The core of the song seems to grapple with a profound sense of emptiness and the performance of identity under duress. The narrator is "In a can / In a cupboard / In a submarine," confined and isolated, with "nothing left inside." This feeling of being hollowed out is mirrored in the chilling anecdote of the sailor, who, facing execution, utters only "Set me free" as the "ax-blade bit his neck." Later, this imagery shifts to a modern, mediated context: a "T.V. screen" and a "firing electron beam," where a subject's fate is determined by a "camera man" and the command is "Cut Away." Both scenarios highlight a silent, resigned acceptance of a final, irreversible action, devoid of protest or explanation.
The most striking shift occurs with the image of the opened "it" leading to a dropped "coffee cup" and the subsequent collapse of "the whole damn house." This suggests a catastrophic reaction to revelation or exposure, where a seemingly small event triggers widespread destruction. The narrator's response, "Good by my memory / From this point on I'm unsettling," marks a deliberate break from their past and an embrace of instability, a conscious decision to become unpredictable or disruptive after this pivotal moment.

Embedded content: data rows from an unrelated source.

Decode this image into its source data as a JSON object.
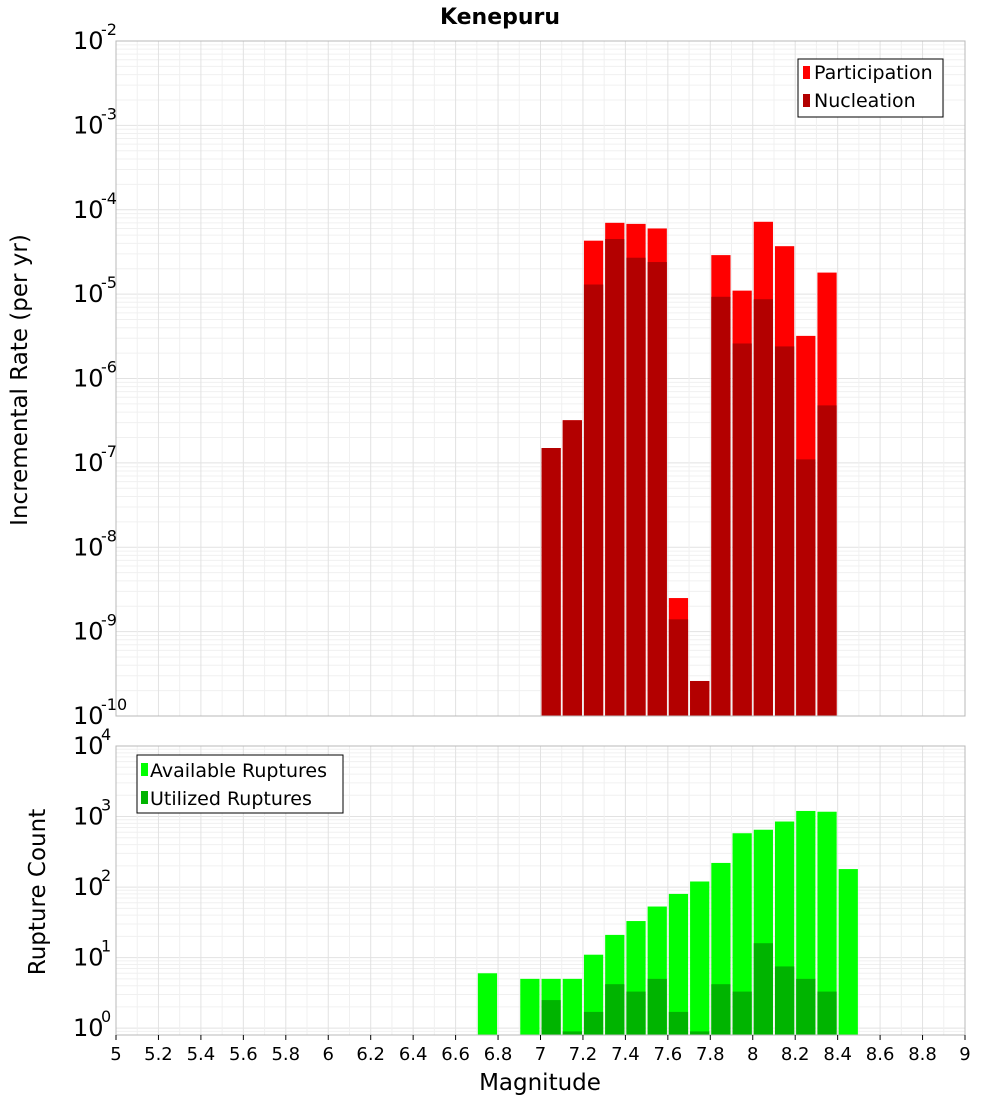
{
  "chart_data": [
    {
      "type": "bar",
      "title": "Kenepuru",
      "xlabel": "",
      "ylabel": "Incremental Rate (per yr)",
      "yscale": "log",
      "ylim": [
        1e-10,
        0.01
      ],
      "xlim": [
        5,
        9
      ],
      "ytick_exponents": [
        -10,
        -9,
        -8,
        -7,
        -6,
        -5,
        -4,
        -3,
        -2
      ],
      "legend_position": "top-right",
      "grid": true,
      "x": [
        7.05,
        7.15,
        7.25,
        7.35,
        7.45,
        7.55,
        7.65,
        7.75,
        7.85,
        7.95,
        8.05,
        8.15,
        8.25,
        8.35
      ],
      "series": [
        {
          "name": "Participation",
          "color": "#ff0000",
          "values": [
            1.5e-07,
            3.2e-07,
            4.3e-05,
            7e-05,
            6.8e-05,
            6e-05,
            2.5e-09,
            2.6e-10,
            2.9e-05,
            1.1e-05,
            7.2e-05,
            3.7e-05,
            3.2e-06,
            1.8e-05
          ]
        },
        {
          "name": "Nucleation",
          "color": "#b30000",
          "values": [
            1.5e-07,
            3.2e-07,
            1.3e-05,
            4.5e-05,
            2.7e-05,
            2.4e-05,
            1.4e-09,
            2.6e-10,
            9.3e-06,
            2.6e-06,
            8.7e-06,
            2.4e-06,
            1.1e-07,
            4.8e-07
          ]
        }
      ]
    },
    {
      "type": "bar",
      "title": "",
      "xlabel": "Magnitude",
      "ylabel": "Rupture Count",
      "yscale": "log",
      "ylim": [
        0.8,
        10000
      ],
      "xlim": [
        5,
        9
      ],
      "ytick_exponents": [
        0,
        1,
        2,
        3,
        4
      ],
      "xticks": [
        "5",
        "5.2",
        "5.4",
        "5.6",
        "5.8",
        "6",
        "6.2",
        "6.4",
        "6.6",
        "6.8",
        "7",
        "7.2",
        "7.4",
        "7.6",
        "7.8",
        "8",
        "8.2",
        "8.4",
        "8.6",
        "8.8",
        "9"
      ],
      "legend_position": "top-left",
      "grid": true,
      "x": [
        6.75,
        6.85,
        6.95,
        7.05,
        7.15,
        7.25,
        7.35,
        7.45,
        7.55,
        7.65,
        7.75,
        7.85,
        7.95,
        8.05,
        8.15,
        8.25,
        8.35,
        8.45
      ],
      "series": [
        {
          "name": "Available Ruptures",
          "color": "#00ff00",
          "values": [
            6,
            0,
            5,
            5,
            5,
            11,
            21,
            33,
            53,
            80,
            120,
            220,
            580,
            650,
            850,
            1200,
            1170,
            180
          ]
        },
        {
          "name": "Utilized Ruptures",
          "color": "#00b400",
          "values": [
            0,
            0,
            0,
            2.5,
            0.9,
            1.7,
            4.2,
            3.3,
            5,
            1.7,
            0.9,
            4.2,
            3.3,
            16,
            7.5,
            5,
            3.3,
            0
          ]
        }
      ]
    }
  ]
}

This lyrical construction is effective because it moves from a generalized, almost clinical, description of internal shutdown to specific, visceral narratives of finality and collapse. The contrast between the sterile "systems" and the dramatic, almost theatrical, deaths creates a powerful emotional resonance. The final lines, "In Brooklyn we stay home," offer a strangely domestic, yet perhaps melancholic, counterpoint to the preceding chaos, hinting at a retreat or a return to a semblance of normalcy after profound upheaval, though the narrator themselves is now "unsettling."